Every time we start a record, we think of it as our first record. It has to be new, it has to be a new sound, it has to be a new direction. And I think it’s always in contradiction with the times, with what’s going on. And I’m not sure what it is, whether it’s trying to force destiny, or if it’s pure… if it’s trying to cope with the times. But I know that Serge Gainsbourg would write his love songs during his most heartbroken times, you know? And the opposite, he would write the saddest songs… like Je Suis Venu Te, Dire Que Je M’en Vais, and he wrote it when he was totally in love.

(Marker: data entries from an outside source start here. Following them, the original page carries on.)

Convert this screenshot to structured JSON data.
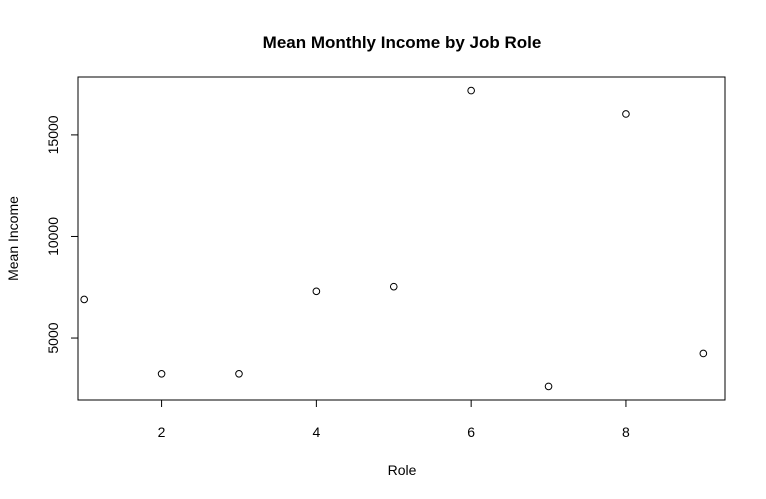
{
  "chart_data": {
    "type": "scatter",
    "title": "Mean Monthly Income by Job Role",
    "xlabel": "Role",
    "ylabel": "Mean Income",
    "x": [
      1,
      2,
      3,
      4,
      5,
      6,
      7,
      8,
      9
    ],
    "y": [
      6900,
      3240,
      3240,
      7300,
      7530,
      17180,
      2620,
      16030,
      4240
    ],
    "xlim": [
      0.92,
      9.28
    ],
    "ylim": [
      1950,
      17850
    ],
    "xticks": [
      2,
      4,
      6,
      8
    ],
    "yticks": [
      5000,
      10000,
      15000
    ],
    "grid": false,
    "legend": "none"
  }
}
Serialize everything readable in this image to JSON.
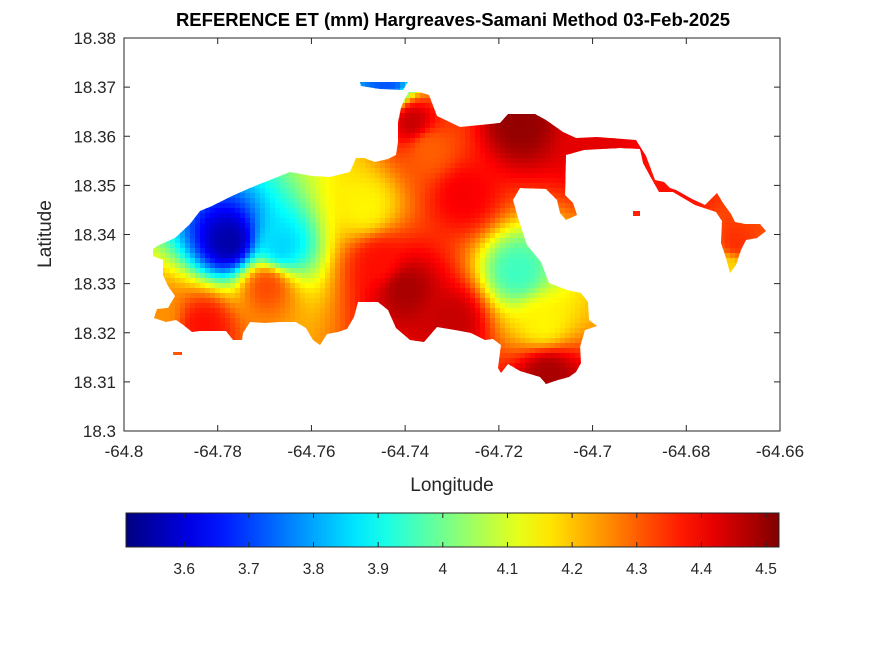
{
  "chart_data": {
    "type": "heatmap",
    "title": "REFERENCE ET (mm) Hargreaves-Samani Method  03-Feb-2025",
    "xlabel": "Longitude",
    "ylabel": "Latitude",
    "xlim": [
      -64.8,
      -64.66
    ],
    "ylim": [
      18.3,
      18.38
    ],
    "xticks": [
      -64.8,
      -64.78,
      -64.76,
      -64.74,
      -64.72,
      -64.7,
      -64.68,
      -64.66
    ],
    "xtick_labels": [
      "-64.8",
      "-64.78",
      "-64.76",
      "-64.74",
      "-64.72",
      "-64.7",
      "-64.68",
      "-64.66"
    ],
    "yticks": [
      18.3,
      18.31,
      18.32,
      18.33,
      18.34,
      18.35,
      18.36,
      18.37,
      18.38
    ],
    "ytick_labels": [
      "18.3",
      "18.31",
      "18.32",
      "18.33",
      "18.34",
      "18.35",
      "18.36",
      "18.37",
      "18.38"
    ],
    "colormap": "jet",
    "colorbar": {
      "orientation": "horizontal",
      "placement": "bottom",
      "range": [
        3.51,
        4.52
      ],
      "ticks": [
        3.6,
        3.7,
        3.8,
        3.9,
        4,
        4.1,
        4.2,
        4.3,
        4.4,
        4.5
      ],
      "tick_labels": [
        "3.6",
        "3.7",
        "3.8",
        "3.9",
        "4",
        "4.1",
        "4.2",
        "4.3",
        "4.4",
        "4.5"
      ]
    },
    "grid": false,
    "hotspots": [
      {
        "lon": -64.7775,
        "lat": 18.3385,
        "value": 3.55
      },
      {
        "lon": -64.7665,
        "lat": 18.3375,
        "value": 3.85
      },
      {
        "lon": -64.7695,
        "lat": 18.3295,
        "value": 4.32
      },
      {
        "lon": -64.783,
        "lat": 18.3215,
        "value": 4.38
      },
      {
        "lon": -64.793,
        "lat": 18.3235,
        "value": 4.25
      },
      {
        "lon": -64.7485,
        "lat": 18.3455,
        "value": 4.15
      },
      {
        "lon": -64.7455,
        "lat": 18.3345,
        "value": 4.38
      },
      {
        "lon": -64.74,
        "lat": 18.329,
        "value": 4.48
      },
      {
        "lon": -64.73,
        "lat": 18.3225,
        "value": 4.45
      },
      {
        "lon": -64.7385,
        "lat": 18.363,
        "value": 4.45
      },
      {
        "lon": -64.735,
        "lat": 18.3575,
        "value": 4.3
      },
      {
        "lon": -64.7275,
        "lat": 18.348,
        "value": 4.4
      },
      {
        "lon": -64.7155,
        "lat": 18.3625,
        "value": 4.5
      },
      {
        "lon": -64.716,
        "lat": 18.3325,
        "value": 3.95
      },
      {
        "lon": -64.7105,
        "lat": 18.322,
        "value": 4.15
      },
      {
        "lon": -64.7095,
        "lat": 18.3115,
        "value": 4.48
      },
      {
        "lon": -64.7,
        "lat": 18.359,
        "value": 4.42
      },
      {
        "lon": -64.6825,
        "lat": 18.3475,
        "value": 4.38
      },
      {
        "lon": -64.6695,
        "lat": 18.338,
        "value": 4.35
      },
      {
        "lon": -64.6708,
        "lat": 18.3335,
        "value": 4.18
      },
      {
        "lon": -64.744,
        "lat": 18.3705,
        "value": 3.72
      }
    ],
    "background_value": 4.12
  }
}
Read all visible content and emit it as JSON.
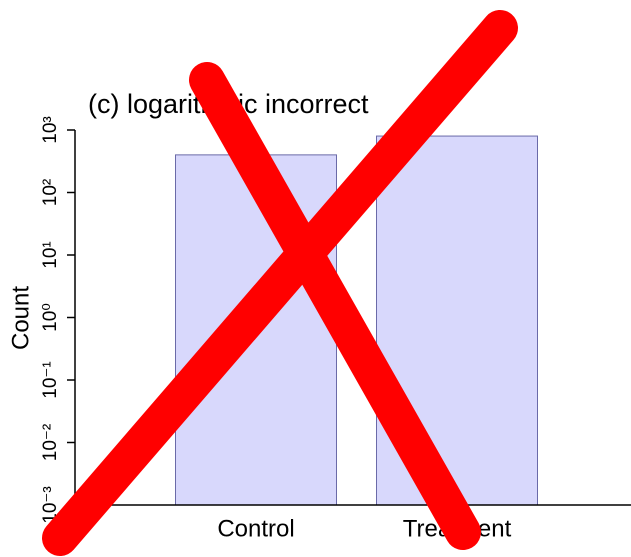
{
  "chart_data": {
    "type": "bar",
    "title": "(c) logarithmic incorrect",
    "y_label": "Count",
    "categories": [
      "Control",
      "Treatment"
    ],
    "values": [
      400,
      800
    ],
    "color": "#d8d8fc",
    "edge_color": "#6a6aa8",
    "ylim": [
      0.001,
      1000
    ],
    "log_scale": true,
    "yticks": [
      {
        "value": 0.001,
        "label": "10⁻³"
      },
      {
        "value": 0.01,
        "label": "10⁻²"
      },
      {
        "value": 0.1,
        "label": "10⁻¹"
      },
      {
        "value": 1,
        "label": "10⁰"
      },
      {
        "value": 10,
        "label": "10¹"
      },
      {
        "value": 100,
        "label": "10²"
      },
      {
        "value": 1000,
        "label": "10³"
      }
    ]
  }
}
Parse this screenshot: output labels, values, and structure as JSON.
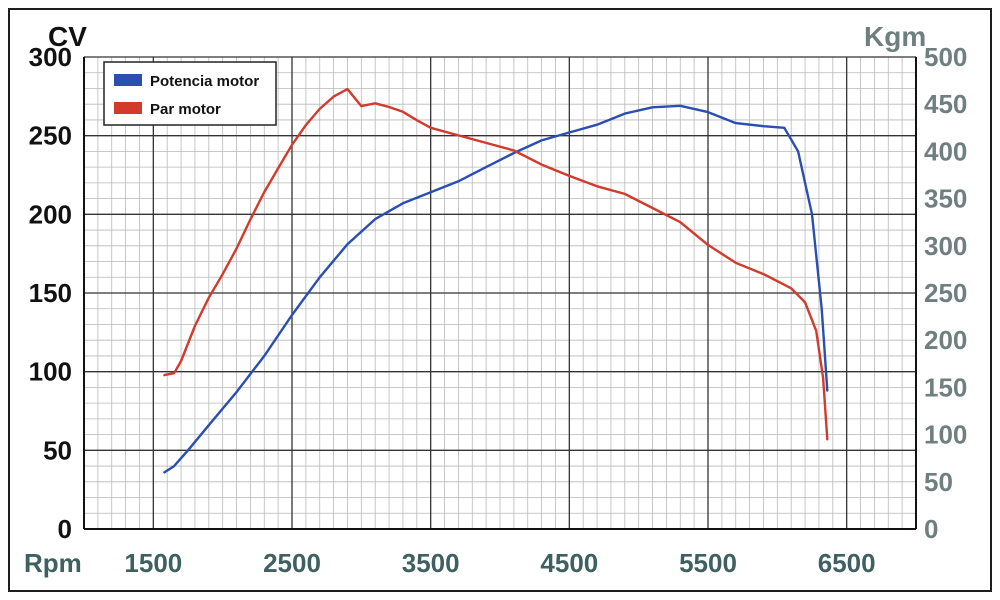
{
  "chart_data": {
    "type": "line",
    "title": "",
    "xlabel": "Rpm",
    "ylabel_left": "CV",
    "ylabel_right": "Kgm",
    "x_ticks": [
      "1500",
      "2500",
      "3500",
      "4500",
      "5500",
      "6500"
    ],
    "xlim": [
      1000,
      7000
    ],
    "y_left_ticks": [
      "0",
      "50",
      "100",
      "150",
      "200",
      "250",
      "300"
    ],
    "ylim_left": [
      0,
      300
    ],
    "y_right_ticks": [
      "0",
      "50",
      "100",
      "150",
      "200",
      "250",
      "300",
      "350",
      "400",
      "450",
      "500"
    ],
    "ylim_right": [
      0,
      500
    ],
    "grid": true,
    "legend_position": "top-left",
    "series": [
      {
        "name": "Potencia motor",
        "axis": "left",
        "color": "#2a4fb0",
        "x": [
          1580,
          1650,
          1750,
          1900,
          2100,
          2300,
          2500,
          2700,
          2900,
          3100,
          3300,
          3500,
          3700,
          3900,
          4100,
          4300,
          4500,
          4700,
          4900,
          5100,
          5300,
          5500,
          5700,
          5900,
          6050,
          6150,
          6250,
          6320,
          6360
        ],
        "y": [
          36,
          40,
          50,
          66,
          87,
          110,
          136,
          160,
          181,
          197,
          207,
          214,
          221,
          230,
          239,
          247,
          252,
          257,
          264,
          268,
          269,
          265,
          258,
          256,
          255,
          240,
          200,
          140,
          88
        ]
      },
      {
        "name": "Par motor",
        "axis": "right",
        "color": "#d23a2c",
        "x": [
          1580,
          1650,
          1700,
          1800,
          1900,
          2000,
          2100,
          2200,
          2300,
          2400,
          2500,
          2600,
          2700,
          2800,
          2900,
          3000,
          3100,
          3200,
          3300,
          3400,
          3500,
          3700,
          3900,
          4100,
          4300,
          4500,
          4700,
          4900,
          5100,
          5300,
          5500,
          5700,
          5900,
          6100,
          6200,
          6280,
          6330,
          6360
        ],
        "y": [
          163,
          165,
          178,
          215,
          245,
          270,
          297,
          328,
          357,
          382,
          407,
          428,
          445,
          458,
          466,
          448,
          451,
          447,
          442,
          433,
          425,
          417,
          409,
          401,
          386,
          374,
          363,
          355,
          340,
          325,
          301,
          282,
          270,
          255,
          240,
          210,
          160,
          95
        ]
      }
    ]
  }
}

Maybe it’s a French thing, that you’re always alert of what’s coming next, or you’re just anticipating what’s coming… I think we just can’t help ourselves… When Proust talks about his grandmother, she comes home, and when she arrives, he’s already sad because it means she’s going to stay there a little, and then she’s going to leave. So the moment he recalls is the anticipation, when she’s not really there, and I think I can really relate to that… It doesn’t help your daily life, but it does enhance creativity, and the fact that you’re constantly in this melancholic state. But this is an optimistic record… the layers of… the chord modulation, the lyrics.
Do you find that as time goes on, this optimism becomes a consciously political statement of, “we’ll make it through”, or is it purely stylistic?

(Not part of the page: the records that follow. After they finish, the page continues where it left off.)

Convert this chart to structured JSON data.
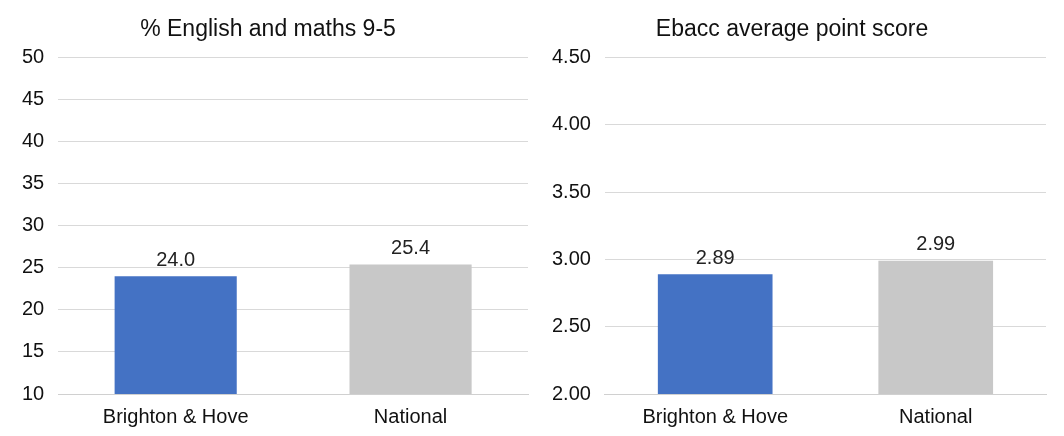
{
  "chart_data": [
    {
      "type": "bar",
      "title": "% English and maths 9-5",
      "categories": [
        "Brighton & Hove",
        "National"
      ],
      "values": [
        24.0,
        25.4
      ],
      "colors": [
        "#4472c4",
        "#c8c8c8"
      ],
      "value_labels": [
        "24.0",
        "25.4"
      ],
      "ylim": [
        10,
        50
      ],
      "yticks": [
        10,
        15,
        20,
        25,
        30,
        35,
        40,
        45,
        50
      ],
      "grid": "y"
    },
    {
      "type": "bar",
      "title": "Ebacc average point score",
      "categories": [
        "Brighton & Hove",
        "National"
      ],
      "values": [
        2.89,
        2.99
      ],
      "colors": [
        "#4472c4",
        "#c8c8c8"
      ],
      "data_labels": true,
      "ylim": [
        2,
        4.5
      ],
      "yticks": [
        {
          "value": 2,
          "label": "2.00"
        },
        {
          "value": 2.5,
          "label": "2.50"
        },
        {
          "value": 3,
          "label": "3.00"
        },
        {
          "value": 3.5,
          "label": "3.50"
        },
        {
          "value": 4,
          "label": "4.00"
        },
        {
          "value": 4.5,
          "label": "4.50"
        }
      ],
      "grid": "y"
    }
  ]
}
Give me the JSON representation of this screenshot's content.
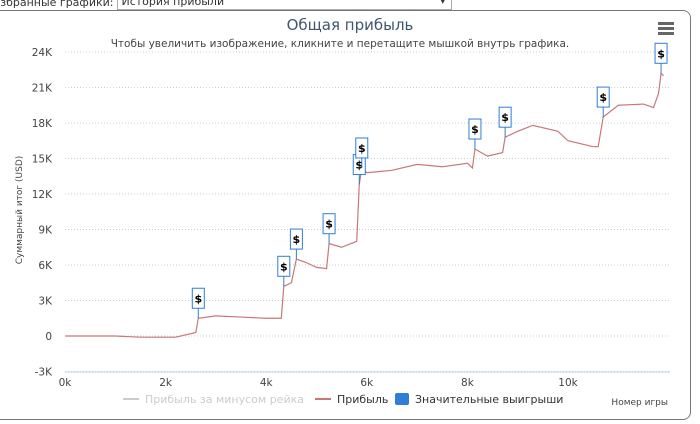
{
  "toolbar": {
    "label": "Избранные графики:",
    "selected": "История прибыли"
  },
  "chart_data": {
    "type": "line",
    "title": "Общая прибыль",
    "subtitle": "Чтобы увеличить изображение, кликните и перетащите мышкой внутрь графика.",
    "xlabel": "Номер игры",
    "ylabel": "Суммарный итог (USD)",
    "xlim": [
      0,
      12000
    ],
    "ylim": [
      -3000,
      24000
    ],
    "xticks": [
      "0k",
      "2k",
      "4k",
      "6k",
      "8k",
      "10k"
    ],
    "yticks": [
      "-3K",
      "0",
      "3K",
      "6K",
      "9K",
      "12K",
      "15K",
      "18K",
      "21K",
      "24K"
    ],
    "grid": "horizontal dotted",
    "legend_position": "bottom",
    "series": [
      {
        "name": "Прибыль за минусом рейка",
        "color": "#cccccc",
        "hidden": true,
        "points": []
      },
      {
        "name": "Прибыль",
        "color": "#c87878",
        "points": [
          [
            0,
            0
          ],
          [
            1000,
            0
          ],
          [
            1500,
            -100
          ],
          [
            2200,
            -100
          ],
          [
            2600,
            300
          ],
          [
            2650,
            1500
          ],
          [
            3000,
            1700
          ],
          [
            3500,
            1600
          ],
          [
            4000,
            1500
          ],
          [
            4300,
            1500
          ],
          [
            4350,
            4200
          ],
          [
            4500,
            4500
          ],
          [
            4600,
            6500
          ],
          [
            4800,
            6200
          ],
          [
            5000,
            5800
          ],
          [
            5200,
            5700
          ],
          [
            5250,
            7800
          ],
          [
            5500,
            7500
          ],
          [
            5800,
            8000
          ],
          [
            5850,
            12800
          ],
          [
            5900,
            14200
          ],
          [
            6000,
            13800
          ],
          [
            6500,
            14000
          ],
          [
            7000,
            14500
          ],
          [
            7500,
            14300
          ],
          [
            8000,
            14600
          ],
          [
            8100,
            14200
          ],
          [
            8150,
            15800
          ],
          [
            8400,
            15200
          ],
          [
            8700,
            15500
          ],
          [
            8750,
            16800
          ],
          [
            9000,
            17300
          ],
          [
            9300,
            17800
          ],
          [
            9800,
            17300
          ],
          [
            10000,
            16500
          ],
          [
            10500,
            16000
          ],
          [
            10600,
            16000
          ],
          [
            10700,
            18500
          ],
          [
            11000,
            19500
          ],
          [
            11500,
            19600
          ],
          [
            11700,
            19300
          ],
          [
            11800,
            20500
          ],
          [
            11850,
            22200
          ],
          [
            11900,
            22000
          ]
        ]
      },
      {
        "name": "Значительные выигрыши",
        "color": "#2f7ed8",
        "flag_text": "$",
        "points": [
          [
            2650,
            1500
          ],
          [
            4350,
            4200
          ],
          [
            4600,
            6500
          ],
          [
            5250,
            7800
          ],
          [
            5850,
            12800
          ],
          [
            5900,
            14200
          ],
          [
            8150,
            15800
          ],
          [
            8750,
            16800
          ],
          [
            10700,
            18500
          ],
          [
            11850,
            22200
          ]
        ]
      }
    ]
  },
  "menu_icon": "hamburger-icon"
}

It wasn’t meant to be… because we’re not good at statements in general… A lot of people think this is one, so I guess it could be. We were nervous when we made this record because, when bad things happen in the world, when you’re a citizen of the world… [you] act. You enter the resistance. And it’s not that we don’t want to do it, we just know we’re bad at it. The four of us, growing up, making music… it was a stream of consciousness… It’s always chemistry, it’s never calculated. We’ve always found that this has more depth, and personality, and tells more truth about us.

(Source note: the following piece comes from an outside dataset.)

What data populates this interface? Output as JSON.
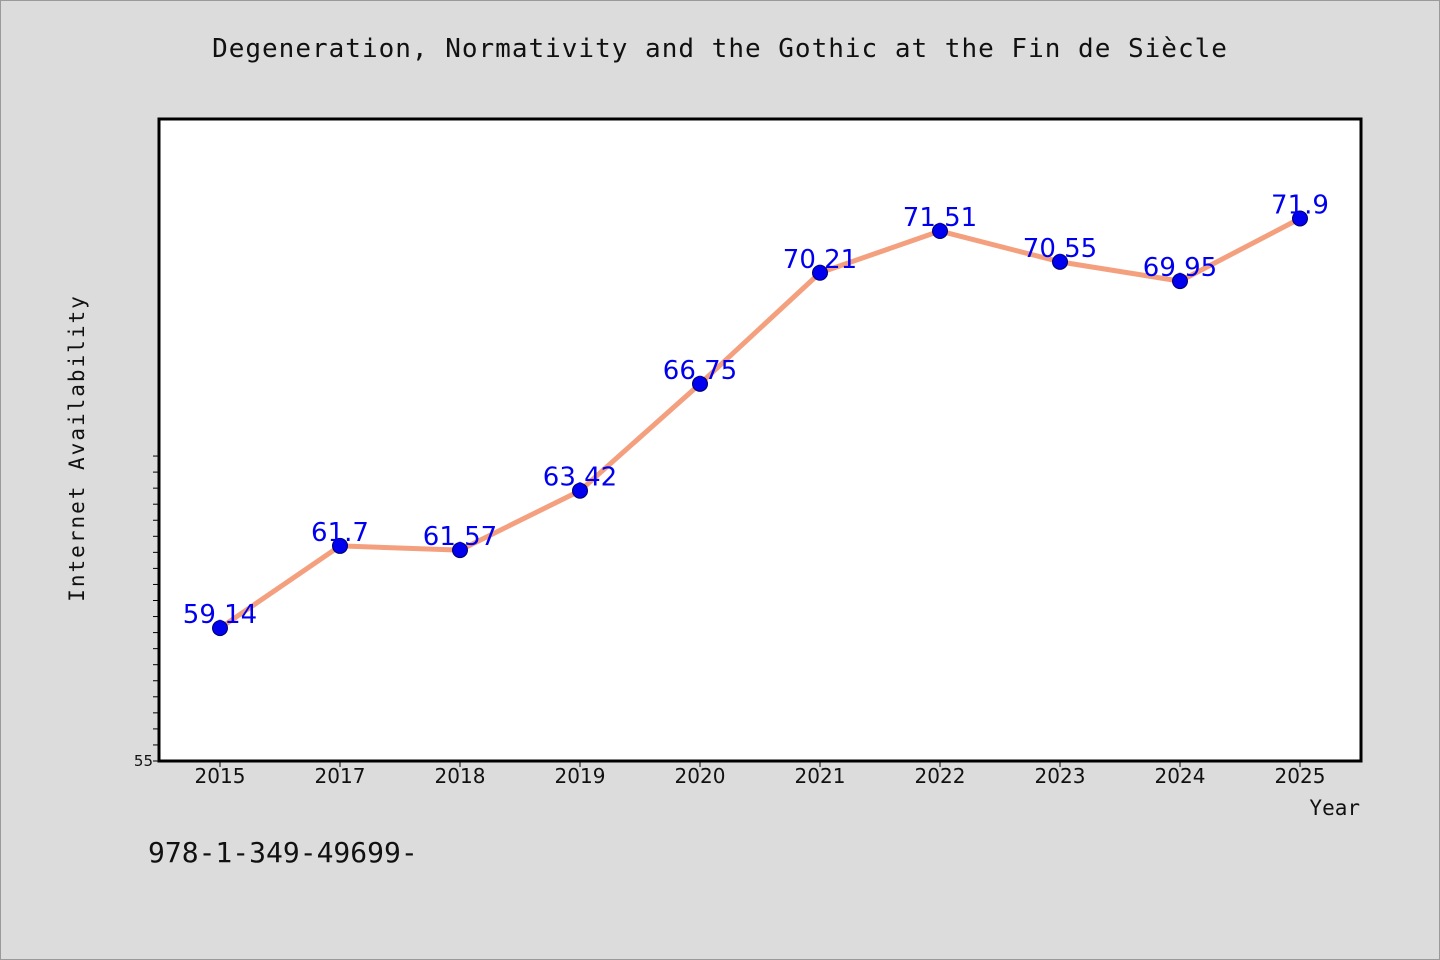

My personal favourite track is Fior Di Latte, primarily because it was so reminiscent of my experiences travelling overseas, falling in love with the city and the people.
I’m very glad it’s your favourite, because it’s my favourite too. I remember them looking at me like, “Are we really going to have a chorus that’s just ‘Fior di latte’?”, because it’s really awkward… We loved the sound of it and we didn’t want to change it… It’s my favourite song to play live so far.
In addition to working on this new album, Phoenix has also been building the soundtrack for your wife Sofia’s upcoming film, The Beguiled. What can you tell us about the soundtrack and the film?
It’s in Cannes right now. When I saw the first references for the movie… Sofia, she knows exactly what she wants. She’s pretty remarkable when she gives her references, and they will work exactly with the tone and the atmosphere of the movie. She knew she wanted synths, she knew she wanted dark synths… there’s something contemporary about it. There’s always a gap… music helps to make it feel more contemporary. To show her personality. The first two things we tried were the ones that worked right away… the first harmonies, those long notes, and slow chord changes… We spent a lot of time working on it, slowing it down, and just changing the pace of it. It’s really fun when you match with the visuals, and then suddenly, things make sense, and they shouldn’t make sense because they don’t come from the same… it’s not the music of the time. Scoring a film can be difficult… We got lucky right away.
I have to say, us Australian fans were disappointed when we realized the world tour didn’t include us. Any hints as of when we can expect to see you guys visit us here down under?
I think early 2018. We’re still trying to figure out where… the bad news is you have to be patient, but the good news is when we come down, the shows we’ll be playing will be much better than the ones right now [Laughs].